The Long and The Short Of It


I like writing short stories because I am impatient, and because once I know how something works, I’m anxious to use it and move on. Once I know plot and story arc, I’m ready to lay it out and see it finished.

But the novel! Time to build a set, set a scene, decode a character, deconstruct, if you will, a setting or location or a character’s mannerisms! There lies the true joy of writing for me.

Lately I have been focused on shorter pieces; ten- to twenty-thousand words. I think that is because I have stories to tell, but maybe not as much time as I need to tell them in full novel form. That means that some of the joy of writing is lost. On the other hand, getting to “the end” is so satisfying, until I read the story from end-to-end. Then I see places where I feel I can give more depth or perhaps clarity to a character or a plot. Then I want to go back and fill it all in, describe more fully the setting of a scene or the physical expressions of a character. Sometimes I do that, leading me to expand in even more places.

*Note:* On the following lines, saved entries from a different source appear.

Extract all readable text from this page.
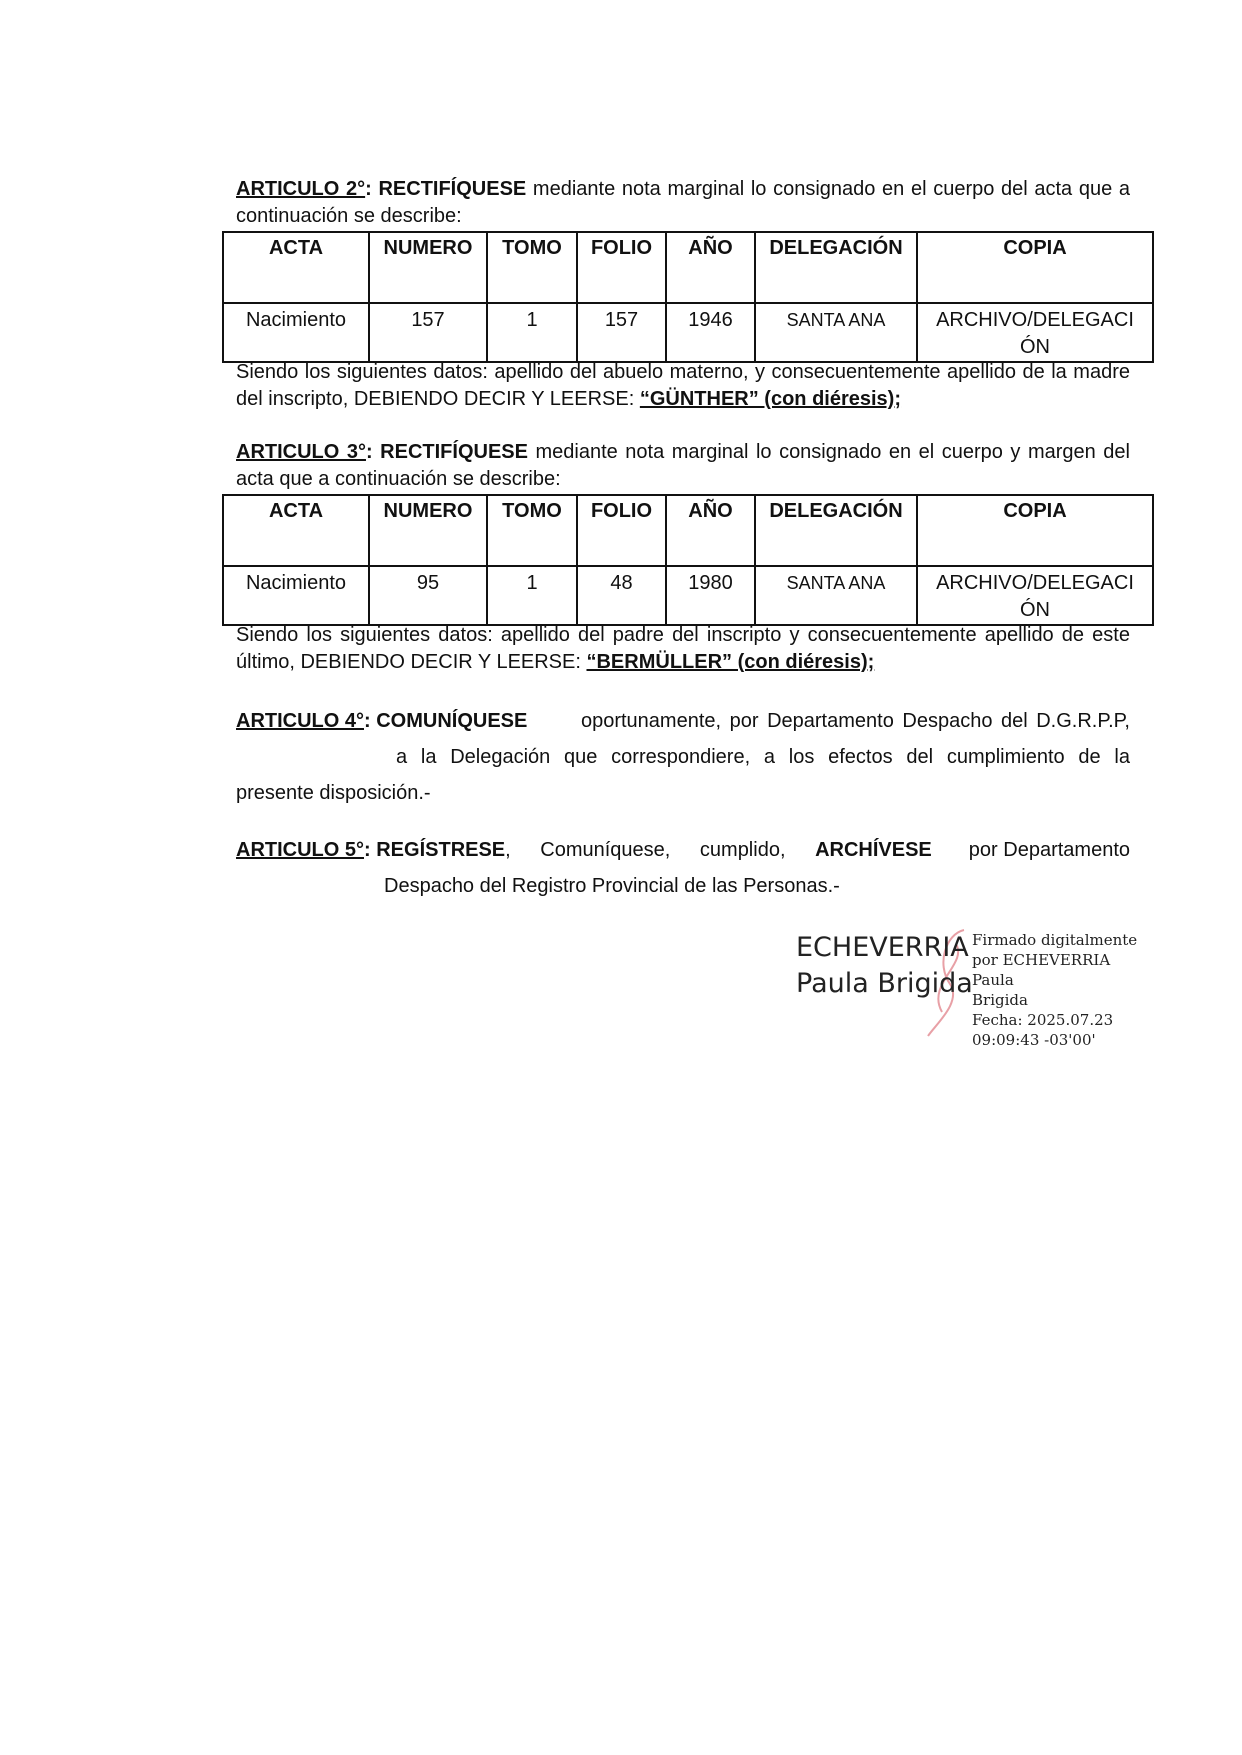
ARTICULO 2°: RECTIFÍQUESE mediante nota marginal lo consignado en el cuerpo del acta que a continuación se describe:
ACTA	NUMERO	TOMO	FOLIO	AÑO	DELEGACIÓN	COPIA
Nacimiento	157	1	157	1946	SANTA ANA	ARCHIVO/DELEGACI
ÓN
Siendo los siguientes datos: apellido del abuelo materno, y consecuentemente apellido de la madre del inscripto, DEBIENDO DECIR Y LEERSE: “GÜNTHER” (con diéresis);
ARTICULO 3°: RECTIFÍQUESE mediante nota marginal lo consignado en el cuerpo y margen del acta que a continuación se describe:
ACTA	NUMERO	TOMO	FOLIO	AÑO	DELEGACIÓN	COPIA
Nacimiento	95	1	48	1980	SANTA ANA	ARCHIVO/DELEGACI
ÓN
Siendo los siguientes datos: apellido del padre del inscripto y consecuentemente apellido de este último, DEBIENDO DECIR Y LEERSE: “BERMÜLLER” (con diéresis);
ARTICULO 4°: COMUNÍQUESE	oportunamente, por Departamento Despacho del D.G.R.P.P,
a la Delegación que correspondiere, a los efectos del cumplimiento de la
presente disposición.-
ARTICULO 5°: REGÍSTRESE, Comuníquese, cumplido, ARCHÍVESE por Departamento
Despacho del Registro Provincial de las Personas.-
ECHEVERRIA
Paula Brigida
Firmado digitalmente
por ECHEVERRIA Paula
Brigida
Fecha: 2025.07.23
09:09:43 -03'00'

My writing process follows a long-held principle of mine that the first step is to get the story down without paying too much attention to the words. Then I have a skeleton to build on. The shape and structure may change but if I don’t have something to start with, there is no way I can get to the end.

It is in that period between first draft and the final “The End,” that I make a decision about length and form. Writing scenes that create an environment, that give greater form to the story and shape to the characters is where the “feel good” part of writing lies, at least for me. It goes back to my years writing filmscripts, I suppose, and before that, writing for radio. It is possible to use narrative and dialog to tell a whole story, but to truly involve a reader or listener or viewer, it is necessary to set the scene, to give substance to time and place, as well as people.

My first (and so far only) published novel began as a short sketch that was going to explore only a man who let the world around him direct his life. The title, Accidents of Time and Place, expressed the concept I was describing through my central character. As the story developed I felt it was as important to focus on “place” as it was on “time,” and whatever accidental events motivated Hector Collin. By the time I had fully developed all three of those aspects, the short piece became the novel, and the little idea consumed more than a year of my writing. During the process I learned more about my craft than I ever had, and I enjoyed the process almost as much as writing the first script I ever sold.

F. Scott Fitzgerald said it best: You don’t write because you want to say something. You write because you have something to say. Having something to say is the very first and most important part of writing.

How you say it is what makes it worth doing.